Il finale, poi, sarebbe da incorniciare.
Le donne sono forti e sanno scegliere ciò che è giusto, spesso lo sentono. La madre di Anahi capisce che è il momento di lasciarla andare, assecondando anche quel desiderio forte che la ragazza sentiva dentro. Forse è anche giunto il momento in cui Anahi sia liberata da quel vincolo che sentiva quasi imposto, nonostante fosse comunque pronta a rispettarlo. La madre, se ne assume personalmente la responsabilità. Grazie Maria Luisa per i tuoi preziosi commenti.
Questo episodio è un calderone di emozioni. Anahí incarna la lotta tra il desiderio di aggrapparsi al passato e la necessità di andare avanti. La sua promessa alla nonna (“Ti porterò con me, ovunque”) e le parole della madre (“La vita vi aspetta oltre gli alberi”) rivelano un dolore trasformato in forza, un tema che tocca chiunque abbia affrontato un distacco. L’addio finale è straziante, ma anche carico di speranza. La scelta di non voltarsi è un atto di coraggio, un accettare che la vita, anche quando strappa via le persone amate, impone di camminare avanti. Una parola per la madre di Anahi: solo una madre ha la forza di prendere decisioni tanto difficili come necessarie. Dal dialogo con le figlie ci coglie la sua oppressione e la sua forza.
Anche questa volta non ho avuto problemi a immaginarmi la scena. Le descrizioni sono immersive ed evocative. Bravissima!☺
Credo che Anahi avesse bisogno di una spinta, un incoraggiamento. Forse, la sua devozione alla famiglia e alla comunità, l’avrebbero portata a fare una scelta che non prevedeva la felicità personale, quanto piuttosto il sacrificio. Ecco che allora è la madre che prende per lei la decisione e se ne assume la responsabilità. Ho pensato, mentre scrivevo, che questo fosse un vero e proprio atto d’amore, incondizionato. Mi sono anche chiesta se ne sarei capace…

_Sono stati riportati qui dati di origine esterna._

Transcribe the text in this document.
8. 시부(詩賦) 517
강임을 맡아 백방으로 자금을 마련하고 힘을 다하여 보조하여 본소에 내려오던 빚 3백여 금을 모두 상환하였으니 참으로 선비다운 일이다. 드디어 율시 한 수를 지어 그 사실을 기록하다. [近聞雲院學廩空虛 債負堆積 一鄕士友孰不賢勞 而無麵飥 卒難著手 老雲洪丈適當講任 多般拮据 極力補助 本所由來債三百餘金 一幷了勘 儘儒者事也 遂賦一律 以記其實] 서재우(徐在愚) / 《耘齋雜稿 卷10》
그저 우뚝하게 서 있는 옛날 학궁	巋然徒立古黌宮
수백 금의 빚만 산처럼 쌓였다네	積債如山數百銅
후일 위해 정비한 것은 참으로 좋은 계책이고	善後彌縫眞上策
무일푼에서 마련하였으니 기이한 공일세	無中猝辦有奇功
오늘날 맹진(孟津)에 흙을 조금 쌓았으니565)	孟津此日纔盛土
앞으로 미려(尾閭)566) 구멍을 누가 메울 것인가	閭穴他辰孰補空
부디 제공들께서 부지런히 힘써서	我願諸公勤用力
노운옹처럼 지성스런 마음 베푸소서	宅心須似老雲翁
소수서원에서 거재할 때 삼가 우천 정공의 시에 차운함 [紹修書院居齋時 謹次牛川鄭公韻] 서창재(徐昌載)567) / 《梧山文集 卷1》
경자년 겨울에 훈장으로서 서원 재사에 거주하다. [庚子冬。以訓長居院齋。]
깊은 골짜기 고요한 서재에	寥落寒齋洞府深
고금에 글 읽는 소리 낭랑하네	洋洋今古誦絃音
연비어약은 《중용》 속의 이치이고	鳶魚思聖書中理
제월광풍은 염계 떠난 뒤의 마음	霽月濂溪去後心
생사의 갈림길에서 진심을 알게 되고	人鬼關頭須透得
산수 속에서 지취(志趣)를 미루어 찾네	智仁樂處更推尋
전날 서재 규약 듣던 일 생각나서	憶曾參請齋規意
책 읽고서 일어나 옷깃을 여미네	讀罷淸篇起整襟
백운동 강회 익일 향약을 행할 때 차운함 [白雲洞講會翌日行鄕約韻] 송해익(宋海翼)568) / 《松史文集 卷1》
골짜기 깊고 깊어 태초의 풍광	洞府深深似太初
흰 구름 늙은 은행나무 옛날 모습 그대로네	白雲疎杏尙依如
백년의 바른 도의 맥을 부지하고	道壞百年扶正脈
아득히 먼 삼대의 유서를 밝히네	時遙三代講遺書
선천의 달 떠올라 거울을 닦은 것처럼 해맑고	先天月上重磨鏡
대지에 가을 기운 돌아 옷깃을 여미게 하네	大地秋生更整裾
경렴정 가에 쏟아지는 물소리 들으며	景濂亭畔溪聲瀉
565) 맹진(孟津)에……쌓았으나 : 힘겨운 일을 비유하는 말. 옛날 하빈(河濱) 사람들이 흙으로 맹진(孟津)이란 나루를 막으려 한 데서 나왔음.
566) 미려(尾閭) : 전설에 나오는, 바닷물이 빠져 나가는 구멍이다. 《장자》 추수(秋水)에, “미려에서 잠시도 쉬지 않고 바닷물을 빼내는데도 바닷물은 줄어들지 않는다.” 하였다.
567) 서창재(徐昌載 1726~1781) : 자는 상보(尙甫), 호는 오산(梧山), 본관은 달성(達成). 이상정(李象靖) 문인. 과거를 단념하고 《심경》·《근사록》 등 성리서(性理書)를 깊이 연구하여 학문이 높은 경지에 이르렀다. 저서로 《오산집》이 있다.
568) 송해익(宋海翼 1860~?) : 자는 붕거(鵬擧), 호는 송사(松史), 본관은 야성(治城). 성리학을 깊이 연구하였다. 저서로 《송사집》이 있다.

Il ‘non voltarsi’ è la svolta, l’inizio del viaggio.
Grazie Tiziana per questi tuoi commenti così forti e, per me, davvero graditi. Un abbraccio.
“Non voglio.» La donna le accarezzò il viso. «Lo so, piccola mia. Ma è necessario. Anahí sa quello che deve fare e si occuperà di te. Vostro padre vi darà una casa e non appena le vostre sorelline saranno cresciute, vi raggiungeremo.»”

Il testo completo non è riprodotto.